As caretakers of the garden—people with a divine calling to care for creation—we should be at the forefront of caring for creation. But we’re not. In fact, the very idea of climate change is anathema to many American Christians, particularly dispensationalists. Part of the refusal to accept the truth about climate change is the result of a never-ending stream of propaganda from right-wing media. The years-long effort to brainwash people on behalf of the oil and gas industries can’t be overstated. But when we talk about the church and climate change, we cannot overlook the role that dispensationalism plays in neglecting creation.

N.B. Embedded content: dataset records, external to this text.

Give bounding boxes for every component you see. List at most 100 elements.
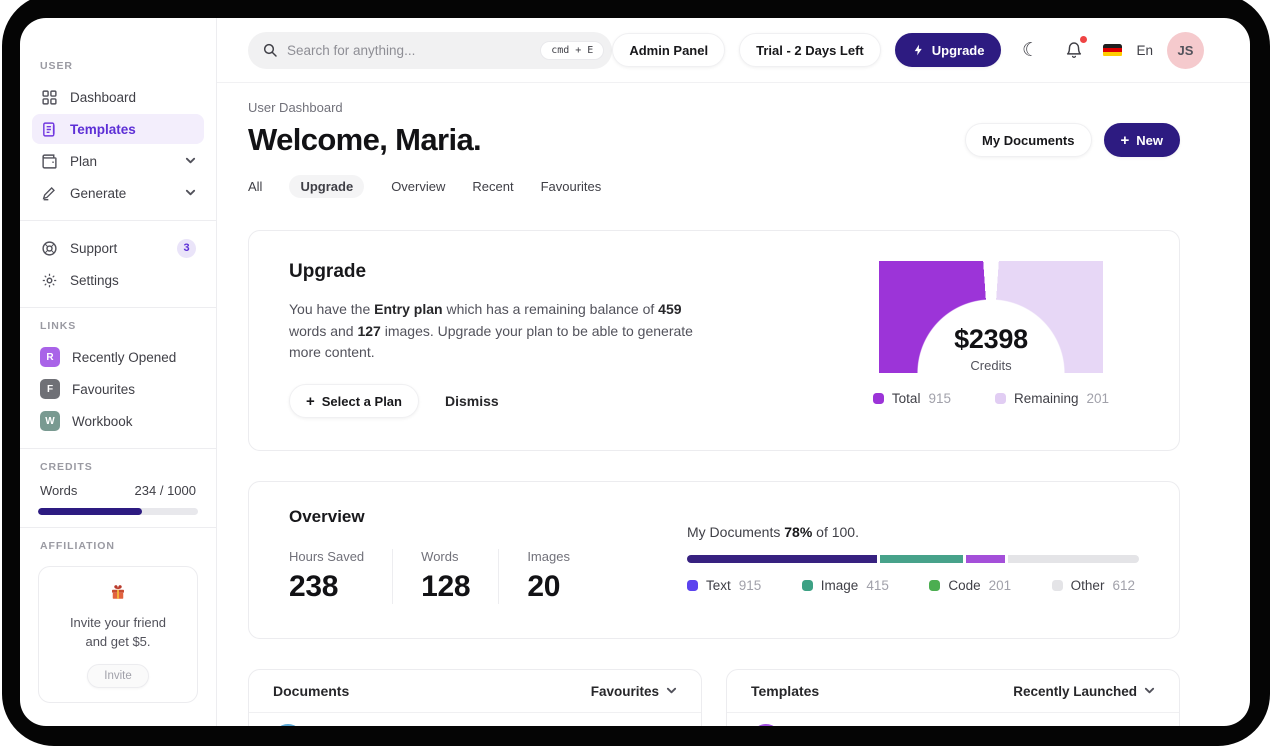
template-list-item[interactable]: Blog Post Title in Workbook [727, 713, 1179, 726]
templates-doc-icon [40, 120, 58, 138]
stat-divider [498, 549, 500, 605]
admin-panel-button[interactable]: Admin Panel [612, 33, 726, 67]
sidebar-section-credits: CREDITS [40, 461, 93, 473]
affiliation-card: Invite your friend and get $5. Invite [38, 566, 198, 703]
select-plan-button[interactable]: + Select a Plan [289, 384, 419, 419]
german-flag-icon[interactable] [1103, 43, 1123, 57]
template-avatar [751, 724, 781, 726]
tab-recent[interactable]: Recent [472, 179, 514, 194]
legend-other: Other 612 [1051, 578, 1135, 593]
document-avatar [273, 724, 303, 726]
sidebar-item-templates[interactable]: Templates [32, 114, 204, 144]
legend-swatch [1051, 580, 1063, 592]
link-initial-badge: F [40, 379, 60, 399]
templates-card: Templates Recently Launched Blog Post Ti… [726, 669, 1180, 726]
bell-icon [1067, 41, 1082, 58]
support-count-badge: 3 [177, 238, 196, 258]
credits-gauge-arc [879, 261, 1103, 373]
upgrade-card-body: You have the Entry plan which has a rema… [289, 301, 693, 361]
credits-gauge: $2398 Credits Total 915 [871, 261, 1111, 418]
sidebar-divider [20, 527, 216, 528]
dismiss-button[interactable]: Dismiss [444, 393, 499, 410]
overview-card: Overview Hours Saved 238 Words 128 [248, 481, 1180, 640]
notifications-button[interactable] [1059, 35, 1089, 65]
legend-text: Text 915 [687, 578, 761, 593]
gear-icon [40, 271, 58, 289]
tab-all[interactable]: All [248, 179, 263, 194]
legend-swatch [801, 580, 813, 592]
templates-filter-select[interactable]: Recently Launched [1013, 684, 1155, 699]
sidebar-section-user: USER [40, 60, 73, 72]
credits-caption: Credits [970, 358, 1012, 373]
upgrade-card-left: Upgrade You have the Entry plan which ha… [289, 261, 699, 419]
sidebar-item-plan[interactable]: Plan [32, 146, 204, 176]
sidebar-link-workbook[interactable]: W Workbook [32, 406, 204, 436]
sidebar-section-affiliation: AFFILIATION [40, 540, 115, 552]
chevron-down-icon [185, 186, 196, 201]
bar-segment-image [879, 555, 964, 564]
gauge-legend: Total 915 Remaining 201 [872, 391, 1109, 406]
sidebar-item-label: Dashboard [70, 89, 137, 105]
documents-filter-select[interactable]: Favourites [591, 684, 677, 699]
sidebar-item-label: Templates [70, 121, 136, 137]
lightning-bolt-icon [912, 43, 925, 57]
link-initial-badge: R [40, 347, 60, 367]
app-window: USER Dashboard Templates Plan [20, 18, 1250, 726]
chevron-down-icon [666, 684, 677, 699]
sidebar-link-recently-opened[interactable]: R Recently Opened [32, 342, 204, 372]
stat-images: Images 20 [527, 549, 570, 604]
search-input[interactable]: Search for anything... cmd + E [248, 31, 613, 69]
my-documents-button[interactable]: My Documents [965, 123, 1092, 157]
documents-card-title: Documents [273, 683, 350, 700]
overview-card-right: My Documents 78% of 100. Text 915 [687, 507, 1139, 610]
overview-legend: Text 915 Image 415 Code 20 [687, 578, 1139, 593]
upgrade-button[interactable]: Upgrade [894, 33, 1002, 67]
trial-badge-button[interactable]: Trial - 2 Days Left [739, 33, 881, 67]
legend-swatch [687, 580, 698, 592]
chevron-down-icon [185, 154, 196, 169]
legend-code: Code 201 [929, 578, 1011, 593]
stat-hours-saved: Hours Saved 238 [289, 549, 365, 604]
credits-words-label: Words [40, 483, 78, 498]
search-icon [262, 42, 278, 58]
sidebar-item-label: Settings [70, 272, 119, 288]
sidebar-item-support[interactable]: Support 3 [32, 233, 204, 263]
user-avatar[interactable]: JS [1167, 31, 1204, 69]
breadcrumb: User Dashboard [248, 100, 343, 115]
documents-card: Documents Favourites Untitled Document i… [248, 669, 702, 726]
sidebar-divider [20, 448, 216, 449]
main-area: Search for anything... cmd + E Admin Pan… [217, 18, 1250, 726]
sidebar-item-generate[interactable]: Generate [32, 178, 204, 208]
life-buoy-icon [40, 239, 58, 257]
document-list-item[interactable]: Untitled Document in Workbook [249, 713, 701, 726]
plus-icon: + [306, 392, 315, 410]
tab-favourites[interactable]: Favourites [540, 179, 602, 194]
sidebar-item-label: Support [70, 240, 118, 256]
tab-upgrade[interactable]: Upgrade [289, 175, 365, 198]
bar-segment-text [687, 555, 877, 564]
page-title: Welcome, Maria. [248, 122, 482, 157]
documents-progress-text: My Documents 78% of 100. [687, 524, 859, 541]
plus-icon: + [1120, 131, 1130, 149]
sidebar-item-dashboard[interactable]: Dashboard [32, 82, 204, 112]
credits-amount: $2398 [954, 324, 1028, 354]
sidebar-link-favourites[interactable]: F Favourites [32, 374, 204, 404]
dark-mode-toggle[interactable]: ☾ [1015, 35, 1045, 65]
sidebar-item-settings[interactable]: Settings [32, 265, 204, 295]
documents-stacked-bar [687, 555, 1139, 564]
legend-remaining: Remaining 201 [994, 391, 1109, 406]
wallet-icon [40, 152, 58, 170]
affiliation-text: Invite your friend and get $5. [69, 615, 167, 649]
invite-button[interactable]: Invite [87, 663, 149, 688]
tab-overview[interactable]: Overview [391, 179, 446, 194]
language-label[interactable]: En [1136, 42, 1153, 58]
dashboard-grid-icon [40, 88, 58, 106]
legend-total: Total 915 [872, 391, 951, 406]
content-area: User Dashboard Welcome, Maria. My Docume… [217, 83, 1250, 726]
new-button[interactable]: + New [1103, 123, 1180, 157]
stat-divider [392, 549, 394, 605]
overview-card-title: Overview [289, 507, 365, 527]
legend-image: Image 415 [801, 578, 889, 593]
sidebar-item-label: Plan [70, 153, 98, 169]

When most of us read the last two chapters of Revelation and hear about a new heaven and new earth, where there will be no more sickness or death or sorrow or mourning, for the old things will have passed away and all things will be made new—when we read that, our hearts are warmed and our souls are filled with hope. That’s true for dispensationalists as well. But end-times theology also gives them a pass—a “get out of jail free” card—for caring about the environment. After all, why do we need to make sure our oceans are clean and the air is breathable if Jesus is just going to set it all on fire and start over again?

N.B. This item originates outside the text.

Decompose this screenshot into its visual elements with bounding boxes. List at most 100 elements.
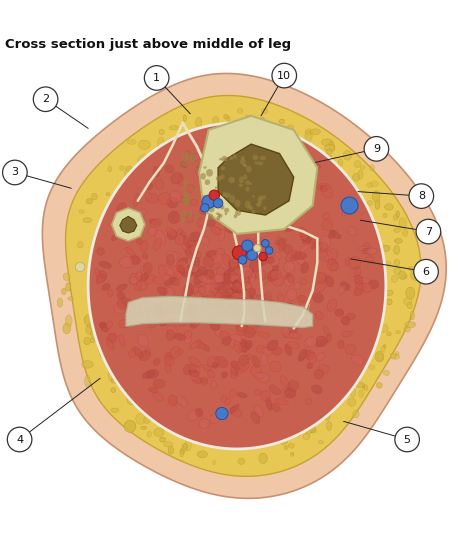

While climate change denial might be new, escapism and ambivalence are not. They’ve been around as long as Revelation itself. In the sixteenth century, long before fossil fuels were invented or factories were chugging out smoke, the famous reformer Martin Luther is said to have confronted this attitude directly. What was his apocryphal response to a laissez- faire attitude about caring about the here and now if Jesus is just going to start everything over again? “Even if I knew the world would end tomorrow, I would plant a tree.” It’s a defiant statement, one that speaks to our call to incarnate faith in the here and how. But it also hints at the fact that a new heaven and a new earth is about renewal of what we have here. God isn’t starting over from scratch. This is why Paul said the form of this world is passing away, not the world itself (1 Corinthians 7:31). Think of it in terms of the resurrection. When Jesus was raised from the dead, he was raised in a glorified body, but it was still the same body that had hung on the cross. His hands still had holes from the nails, his forehead scars from the crown of thorns, and his side gashes from the spears.

We have to take care of the earth because this is the only one we have, because God has called us to do so, and because this is the one God will be renewing, not re-creating. Our job as God’s hands and feet in the world is to begin that renewal in the here and now, not to wait for God to do it at some unknown point in the future. Creation care is an act of resurrection, the firstfruits of the final restoration that is to come. It restores to life what we’ve destroyed, and in doing so, lays the groundwork for Christ’s return, when God will bring to completion the work begun in the garden of Eden.

This brings us back to the fundamental problem with the rapture: it calls us to escape, while Jesus calls us to incarnation. The rapture calls us to look only at ourselves, while Jesus calls us to die to self and live our lives for others. For all the rapture’s focus on going off to heaven to live with Jesus forever, the life it calls us to lead in the here and now is, at its very core, antichrist.